One of two creators of Super Meat Boy, Edmund McMillen, pushed a  brand new game in the Fall of 2011 on the Steam platform. It’s name is The Binding of Isaac and it’s just as addicting as Super Meat Boy, if not more so.

Much like Super Meat Boy entices hours of play, I can guarantee that you will play The Binding of Isaac more than once. The game is separated into levels or “dungeons” with rooms and enemies that spawn randomly. As you progress, items are obtained that improve attributes, grant powers, and increase your character’s health. Think of it as a dungeon crawler mixed with “roguelike” qualities.
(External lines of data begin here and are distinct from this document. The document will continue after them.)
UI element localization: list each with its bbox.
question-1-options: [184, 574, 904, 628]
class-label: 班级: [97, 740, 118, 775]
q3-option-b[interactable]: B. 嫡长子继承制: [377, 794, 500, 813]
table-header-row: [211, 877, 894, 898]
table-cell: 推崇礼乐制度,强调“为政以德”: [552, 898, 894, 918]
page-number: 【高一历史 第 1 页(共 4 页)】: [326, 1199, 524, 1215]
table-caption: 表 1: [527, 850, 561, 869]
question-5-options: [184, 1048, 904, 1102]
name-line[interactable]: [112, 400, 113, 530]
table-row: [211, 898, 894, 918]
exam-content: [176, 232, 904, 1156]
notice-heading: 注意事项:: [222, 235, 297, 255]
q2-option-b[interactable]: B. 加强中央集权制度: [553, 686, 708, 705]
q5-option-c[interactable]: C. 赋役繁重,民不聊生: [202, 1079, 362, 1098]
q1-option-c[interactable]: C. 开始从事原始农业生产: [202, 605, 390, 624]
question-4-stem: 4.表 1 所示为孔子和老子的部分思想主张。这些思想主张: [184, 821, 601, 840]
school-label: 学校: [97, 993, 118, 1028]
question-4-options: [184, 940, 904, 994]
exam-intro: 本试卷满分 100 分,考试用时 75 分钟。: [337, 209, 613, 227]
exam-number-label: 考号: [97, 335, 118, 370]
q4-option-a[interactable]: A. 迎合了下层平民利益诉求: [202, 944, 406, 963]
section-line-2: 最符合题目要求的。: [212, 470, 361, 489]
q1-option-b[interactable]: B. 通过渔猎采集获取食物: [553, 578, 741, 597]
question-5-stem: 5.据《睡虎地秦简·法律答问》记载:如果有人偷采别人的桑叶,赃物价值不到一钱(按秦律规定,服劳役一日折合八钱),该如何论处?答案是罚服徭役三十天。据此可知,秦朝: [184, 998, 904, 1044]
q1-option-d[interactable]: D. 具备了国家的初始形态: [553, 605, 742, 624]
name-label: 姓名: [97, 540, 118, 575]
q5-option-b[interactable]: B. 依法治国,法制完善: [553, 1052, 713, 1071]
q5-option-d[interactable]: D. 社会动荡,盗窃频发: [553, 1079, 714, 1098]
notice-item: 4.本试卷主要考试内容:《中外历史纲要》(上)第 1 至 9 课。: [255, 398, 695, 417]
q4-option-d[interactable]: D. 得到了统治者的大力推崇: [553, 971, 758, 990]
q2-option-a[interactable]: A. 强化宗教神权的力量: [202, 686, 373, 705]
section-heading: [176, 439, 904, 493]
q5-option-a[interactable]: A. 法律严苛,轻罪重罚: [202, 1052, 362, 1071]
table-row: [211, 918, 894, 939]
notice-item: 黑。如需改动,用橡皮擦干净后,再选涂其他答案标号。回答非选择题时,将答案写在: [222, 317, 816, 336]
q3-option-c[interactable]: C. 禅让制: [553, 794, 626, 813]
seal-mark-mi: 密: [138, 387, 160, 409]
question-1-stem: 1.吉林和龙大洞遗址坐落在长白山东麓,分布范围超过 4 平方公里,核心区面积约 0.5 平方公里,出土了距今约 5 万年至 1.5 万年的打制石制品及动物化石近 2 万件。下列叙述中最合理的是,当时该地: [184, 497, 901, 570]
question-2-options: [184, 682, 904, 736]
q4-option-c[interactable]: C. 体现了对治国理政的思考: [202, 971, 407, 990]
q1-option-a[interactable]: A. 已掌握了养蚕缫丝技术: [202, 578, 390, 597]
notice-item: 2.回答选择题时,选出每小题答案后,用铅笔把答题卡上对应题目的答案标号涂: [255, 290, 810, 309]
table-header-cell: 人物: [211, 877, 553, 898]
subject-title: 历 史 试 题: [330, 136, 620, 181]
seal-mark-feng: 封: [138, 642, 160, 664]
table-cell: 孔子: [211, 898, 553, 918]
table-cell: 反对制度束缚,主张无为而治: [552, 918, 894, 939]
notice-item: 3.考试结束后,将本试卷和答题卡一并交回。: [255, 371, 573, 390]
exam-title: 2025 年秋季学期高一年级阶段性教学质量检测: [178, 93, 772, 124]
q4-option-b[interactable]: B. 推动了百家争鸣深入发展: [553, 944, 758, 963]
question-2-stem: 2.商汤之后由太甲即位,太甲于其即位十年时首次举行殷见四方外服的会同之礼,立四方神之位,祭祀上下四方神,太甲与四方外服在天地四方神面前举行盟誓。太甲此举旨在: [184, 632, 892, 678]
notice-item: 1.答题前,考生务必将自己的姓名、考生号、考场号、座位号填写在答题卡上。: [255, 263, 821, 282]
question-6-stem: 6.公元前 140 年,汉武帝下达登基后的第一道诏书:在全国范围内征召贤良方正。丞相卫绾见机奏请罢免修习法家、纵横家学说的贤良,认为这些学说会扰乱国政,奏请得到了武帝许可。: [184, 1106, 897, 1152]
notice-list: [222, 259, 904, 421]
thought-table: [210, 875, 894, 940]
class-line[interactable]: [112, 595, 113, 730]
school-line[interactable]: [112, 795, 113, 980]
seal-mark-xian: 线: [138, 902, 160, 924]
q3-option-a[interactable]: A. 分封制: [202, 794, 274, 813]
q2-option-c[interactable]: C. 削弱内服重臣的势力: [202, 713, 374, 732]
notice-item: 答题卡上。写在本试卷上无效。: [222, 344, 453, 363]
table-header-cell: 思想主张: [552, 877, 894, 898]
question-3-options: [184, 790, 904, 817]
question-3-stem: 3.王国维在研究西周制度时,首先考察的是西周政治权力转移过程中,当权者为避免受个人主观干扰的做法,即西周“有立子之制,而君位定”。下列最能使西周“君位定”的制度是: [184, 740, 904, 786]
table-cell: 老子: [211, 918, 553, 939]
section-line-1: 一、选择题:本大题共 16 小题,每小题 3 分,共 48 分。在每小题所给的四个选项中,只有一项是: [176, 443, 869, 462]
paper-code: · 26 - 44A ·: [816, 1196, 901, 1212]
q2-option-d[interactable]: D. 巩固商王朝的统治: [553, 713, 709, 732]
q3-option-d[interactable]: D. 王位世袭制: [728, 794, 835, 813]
There are stores to purchase items. Upgrade rooms that grant the player with additional skills are scattered around to help. “Devil rooms” are also interesting elements to discover for those seeking powerful abilities at a great cost. Every level ends with a boss, which varies with each playthrough. Later stages throw “surprise” encounters, as well.
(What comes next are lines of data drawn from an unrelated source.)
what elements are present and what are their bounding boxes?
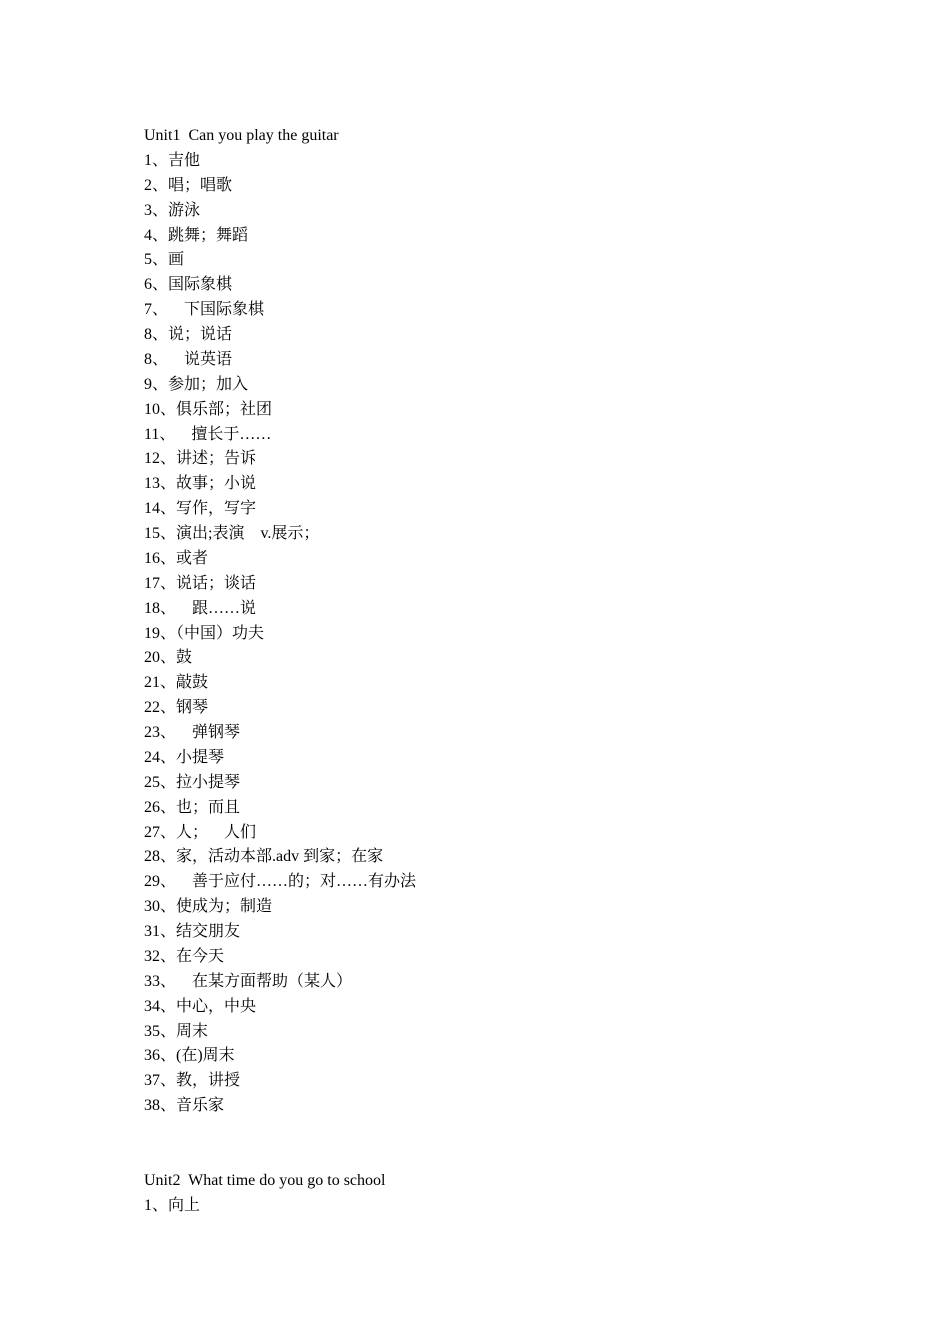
vocab-item: 12、讲述；告诉 <box>144 450 257 468</box>
vocab-item: 1、向上 <box>144 1196 201 1214</box>
vocab-item: 32、在今天 <box>144 947 225 965</box>
vocab-item: 35、周末 <box>144 1022 209 1040</box>
vocab-item: 25、拉小提琴 <box>144 773 241 791</box>
vocab-item: 26、也；而且 <box>144 798 241 816</box>
vocab-item: 13、故事；小说 <box>144 475 257 493</box>
vocab-item: 28、家，活动本部.adv 到家；在家 <box>144 848 384 866</box>
vocab-item: 21、敲鼓 <box>144 674 209 692</box>
vocab-item: 31、结交朋友 <box>144 923 241 940</box>
vocab-item: 30、使成为；制造 <box>144 898 273 916</box>
vocab-item: 36、(在)周末 <box>144 1047 235 1065</box>
vocab-item: 27、人； 人们 <box>144 823 257 841</box>
vocab-item: 9、参加；加入 <box>144 375 249 393</box>
vocab-item: 6、国际象棋 <box>144 276 233 294</box>
vocab-item: 19、（中国）功夫 <box>144 624 265 642</box>
vocab-item: 7、 下国际象棋 <box>144 301 265 319</box>
vocab-item: 38、音乐家 <box>144 1097 225 1115</box>
vocab-item: 22、钢琴 <box>144 699 209 717</box>
vocab-item: 24、小提琴 <box>144 748 225 766</box>
vocab-item: 14、写作，写字 <box>144 500 257 518</box>
vocab-item: 4、跳舞；舞蹈 <box>144 226 249 244</box>
vocab-item: 23、 弹钢琴 <box>144 724 241 741</box>
unit-title: Unit2 What time do you go to school <box>144 1172 386 1189</box>
vocab-item: 11、 擅长于…… <box>144 425 272 443</box>
vocab-item: 29、 善于应付……的；对……有办法 <box>144 873 417 891</box>
vocab-item: 1、吉他 <box>144 151 201 169</box>
vocab-item: 8、说；说话 <box>144 326 233 343</box>
vocab-item: 5、画 <box>144 251 185 269</box>
vocab-item: 8、 说英语 <box>144 350 233 368</box>
vocab-item: 15、演出;表演 v.展示； <box>144 525 320 542</box>
section-spacer <box>144 1119 844 1169</box>
vocab-item: 16、或者 <box>144 549 209 567</box>
document-body <box>144 124 844 1219</box>
unit-title: Unit1 Can you play the guitar <box>144 127 339 144</box>
vocab-item: 37、教，讲授 <box>144 1072 241 1090</box>
vocab-item: 33、 在某方面帮助（某人） <box>144 972 353 990</box>
vocab-item: 17、说话；谈话 <box>144 574 257 592</box>
vocab-item: 34、中心，中央 <box>144 997 257 1015</box>
vocab-item: 20、鼓 <box>144 649 193 667</box>
vocab-item: 2、唱；唱歌 <box>144 176 233 194</box>
vocab-item: 18、 跟……说 <box>144 599 257 617</box>
vocab-item: 10、俱乐部；社团 <box>144 400 273 418</box>
vocab-item: 3、游泳 <box>144 201 201 219</box>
Once you die, that’s it. You must start the game from the very beginning, losing all of your abilities, items, and what have you. This is where the term “old-fashioned” applies. It plays much like titles of the retro era did, but with the modern sensibilities of forgiveness. As you continue to go through each round, The Binding of Isaac will be able to recall everything you’ve done, and act accordingly. The more you play, the more it rewards you with unlockables and the like. It’s as much of a game of skill as it is luck.

Super Meat Boy involves you playing a personified block of raw meat in pursuit of the evil (or perhaps misunderstood?) Dr. Fetus, as he’s stolen Meat Boy’s girlfriend Bandage Girl. It’s bizarre, charming, and very effective, in all its simplicity. The Binding of Isaac offers an equally simplistic story that manages to be far more bizarre, yet still charming.

You play Isaac, aptly named after the titular person of interest from the biblical story the game is spun off from. Isaac lives in a quant house on a hill with his mother. One day, a voice from above (presumably God) commands that Isaac’s mother protect him from all of the sinful things in the world. She obeys and takes away all of Isaac’s possessions. The voice returns and beckons her to “save” her son. So like any reasonable person would do, she slowly walks towards Isaac’s room  brandishing a knife and brainwashed look.

Fearing for his life, Isaac flees into the basement and discovers an assortment of horrors waiting for him. From there, Isaac must fight his way through eight randomly constructed stages to the inevitable showdown with his mother.

Surely, a game with such a high replay value must be at least ten or perhaps even fifteen dollars? No. Five dollars. And that’s if it’s not marked down in one of the many sales Steam has throughout the year, in which case its usual price falls around $2.50. This game could have easily been sold for a 100% more. In a time where on average you’ll anywhere from thirty-nine to fifty-nine dollars on a new purchase, it’s asking price is more than reasonable. Buy it. You’ll feel more than satisfied with your purchase.

It’s game that’s strictly for the computer platform, with no plans for a release on any of the home and portable consoles. However, The Binding of Isaac runs on the Mac OSX platform and Windows operating system. It also syncs the player’s progress across both with the use of Steam Cloud. Hear that Mac users? You don’t have an excuse. Also, PC users, you can’t be smug about being the only ones that can play through it (without the use of an emulator).

There is certainly potential for more to be added on top of the foundation already in place. A Halloween update landed several weeks after the its initial debut. The game, as it stands, is competent. Anything else is simply cream on top of  a delicious pie (no, not cake). More couldn’t hurt it, but the level of satisfaction expected is more than met, regardless.

If you have any doubts, there’s a demo available to play online. But that shouldn’t be an issue. So what are you waiting for? Buy it.